Numerical simulation of partial saturation in sands induced by flow and chemical reactivity

Abstract

Moderate to large earthquakes often cause ground failure due to soil liquefaction leading to major and sometimes catastrophic damages to the built environment. Liquefaction is the loss of bearing capacity and shearing resistance of fully saturated sand due to pore pressure buildup in an earthquake leading to geotechnical related failures of engineered structures. While measures have been developed to prevent the occurrence of liquefaction, often they are too costly and/or impractical at sites with existing structures. New liquefaction mitigation measures are being investigated by a number of researchers. "Induced Partial Saturation" (IPS) in sands is an innovative, practical, cost-effective and reliable liquefaction mitigation technique that was developed by researchers at Northeastern University.

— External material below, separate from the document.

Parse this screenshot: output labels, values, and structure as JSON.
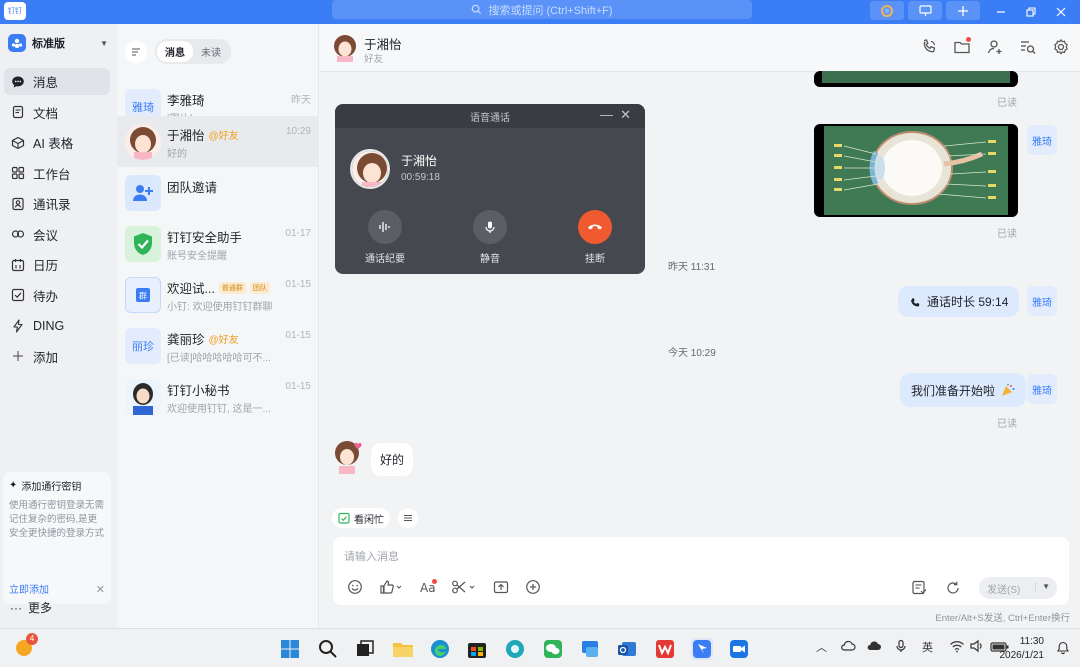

The IPS technique is based on hydraulic injection and transport of a solution of sodium percarbonate within liquefaction-susceptible sand. The reactivity of the solution results in a slow release of oxygen gas thus reducing the degree of water saturation and permeability of sand. The increase in effective compressibility limits buildup of pore water pressure during an earthquake and thus prevents liquefaction. To better understand, design and implement IPS, it will be necessary to develop a theoretical model for the technique. This research develops the theoretical basis of IPS and implements a numerical solution for modeling partial saturation in sand induced by transport and reactivity of a chemical solution within the pores of the sand. The model is based on coupled differential equations describing three-dimensional, transient, hydraulic flow and non-linear, advective-dispersive transport of the reactive chemical; coupled with algebraic equations describing the kinetics of the chemical, formation of oxygen gas, and associated decrease in saturation. To simulate partial saturation in sands through transport and reactivity, the computer program SUTRA, developed by the US Geological Survey, was adopted and modified. The new model "SUTRA-Bubble" is a modified version that simulates transient partial saturation created by IPS below the water table. SUTRA-Bubble models partial saturation in soil as a function of chemical reactivity of a solution which is transported through the pores of soil. SUTRA-Bubble also accounts for decrease in permeability of soil as degree of saturation in soil decreases.